Bazıları "kurumlar arasında çatışma var" diyor ya... O eskidendi. Bugün için doğrusu şu: Çatışma kurumlar içinde!
Devlette, büyük bir dönüşümün sancıları çekiliyor. Bu değişimin dinamiklerinden birini, kurumların içindeki farklı görüşlerin kavgası oluşturuyor.
Örneğin kuvvetler ayrılığı ilkesinin, Yasama ve Yürütme ile birlikte üçüncü ayağını oluşturan Yargı...
Yargı da sözünü ettiğim kurum içi çatışmadan
"Altı okçu", "laikçi", "mezhepçi", "devletçi" ve "askerci" bir grubun 'Yüksek Yargı'da etkin olduğu artık iyice belirgin hale geldi.
Bu grup aynı zamanda, yeteri kadar bağımsız olmalarına rağmen, "Yargı bağımsız olmalı" diyenlerden oluşuyor.
O grubun bağımsızlıktan anladığı, hukukla maskelediği siyasi görüşlerini kimseye hesap vermeden serbestçe ve hatta fütursuzca uygulayabilmek...
***
Buna karşılık genel Yargı içinde
"demokrat",
"liberal",
"özgürlükçü" ve hepsinden önemlisi
"hukukun üstünlüğüne bağlı" bir grup daha var.
Bu grup "En önemlisi yargının tarafsızlığıdır" diyenlerden oluşuyor.
Medyadaki yankılarına bakarak şöyle denebilir:
İlk grubun simgesel siması
Sabih Kanadoğlu, ikincininki ise
Osman Can... İlk grup
28 Şubat (1997) darbe sürecinde gördüğümüz gibi, askeriyenin siyasete müdahalesinde bir sakınca görmüyor.
"Asker siyaset yapsın, biz de onun kuyruğuna takılarak, halkın temsilcilerine hadlerini bildirelim" havasındalar.
Bu grup devletteki değişimin kendisine karşı işlediğini gördüğü için direnmeye çalışıyor. Hatta direnme ne kelime, düpedüz savaşıyor.
Erzincan Cumhuriyet Başsavcısı
İlhan Cihaner'in, Ergenekonculuk yaptığı iddiasıyla Erzurum'da çıkarıldığı mahkemece tutuklanmasından sonra gelişen olaylar, işte tam da bu direnişin göstergesi.
***
Başsavcı Cihaner gerçekten suçlu mu?
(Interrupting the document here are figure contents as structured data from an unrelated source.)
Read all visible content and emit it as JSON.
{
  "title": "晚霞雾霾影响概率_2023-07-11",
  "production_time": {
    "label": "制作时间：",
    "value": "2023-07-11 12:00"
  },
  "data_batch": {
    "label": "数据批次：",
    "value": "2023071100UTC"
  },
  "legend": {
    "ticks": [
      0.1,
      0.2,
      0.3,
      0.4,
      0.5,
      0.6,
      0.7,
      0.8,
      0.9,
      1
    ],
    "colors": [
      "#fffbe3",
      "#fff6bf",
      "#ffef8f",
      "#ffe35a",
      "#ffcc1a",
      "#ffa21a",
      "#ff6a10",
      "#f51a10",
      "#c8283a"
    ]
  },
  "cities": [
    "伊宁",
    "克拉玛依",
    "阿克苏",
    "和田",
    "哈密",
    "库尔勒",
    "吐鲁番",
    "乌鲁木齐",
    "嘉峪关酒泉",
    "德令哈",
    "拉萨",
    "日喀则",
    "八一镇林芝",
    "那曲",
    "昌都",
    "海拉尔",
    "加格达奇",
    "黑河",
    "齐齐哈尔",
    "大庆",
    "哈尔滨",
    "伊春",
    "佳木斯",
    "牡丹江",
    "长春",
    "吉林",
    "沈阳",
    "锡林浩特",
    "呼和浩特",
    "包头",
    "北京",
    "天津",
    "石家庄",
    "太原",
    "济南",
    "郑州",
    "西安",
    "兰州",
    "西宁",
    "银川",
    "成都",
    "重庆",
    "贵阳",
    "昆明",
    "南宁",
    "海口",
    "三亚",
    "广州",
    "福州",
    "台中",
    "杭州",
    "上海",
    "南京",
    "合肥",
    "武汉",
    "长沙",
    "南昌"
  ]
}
Bilmiyoruz.
Bunu anlamak için yargılanması gerekiyor.
Ancak yukarıda sözünü ettiğim statükocu grup sanki yargı mensupları suç işlemezmiş gibi bir hava yaratıyor.
Örneğin Yargıtay Başsavcısı
Abdurrahman Yalçınkaya şöyle bir açıklama yaptı:
"Yargıtay Cumhuriyet Başsavcılığı'nca Habur, Erzincan ve Erzurum adli yargı çevrelerinde yargıyı yıpratan, yargıya olan güveni sarsan adli tahkikatlar incelemeye alınmıştır."
Dikkatinizi çekerim: Erzincan Başsavcısı İlhan Cihaner'in durumunu niye inceliyor? Çünkü hakkındaki adli tahkikatla "yargı yıpranmış, yargıya olan güven sarsılmış".
Bu açıklamanın gündelik dile çevirisi, '
Yargı mensuplarını yargılamayın'dan başka bir şey değildir.
***
Hâkimler ve Savcılar Yüksek Kurulu'nun (HSYK) alelacele toplanıp Özel Yetkili Cumhuriyet Başsavcı Vekili,
Tarık Gür, Cumhuriyet Savcıları
Rasim Karakullukçu,
Mehmet Yazıcı,
Osman Şanal' ın yetkilerinin kaldırmasında da benzeri bir kuşku var:
İnsan, "Ergenekonculukla suçlanan İlhan Cihaner'in yargılanmaktan kurtarmaya çalışıyorlar" diye düşünüyor ister istemez.
HSYK, Cihaner olayını ne zaman enine boyuna inceledi ki böyle bir kararı verebildi?
Bir başka kuşku da şu:
Diyelim ki Cihaner gerçekten suçlu... Eğer yargılanmasını engellerseniz, onun ilişkide bulunduğu şebeke üyelerini de kurtarmış olursunuz.
Ve tersine... Eğer Cihaner'in yargılanmasını engellerseniz, onun kendini temize çıkarma hakkını da elinden almış olursunuz.
Bu olayda her şey var; hukuk yok!
Not: Bu önemli olaya değinmeye mecbur kaldım.
"Tehlikeli fikirlerimizden" örneklere yarın başlarız. Çok sayıda mesaj geldi.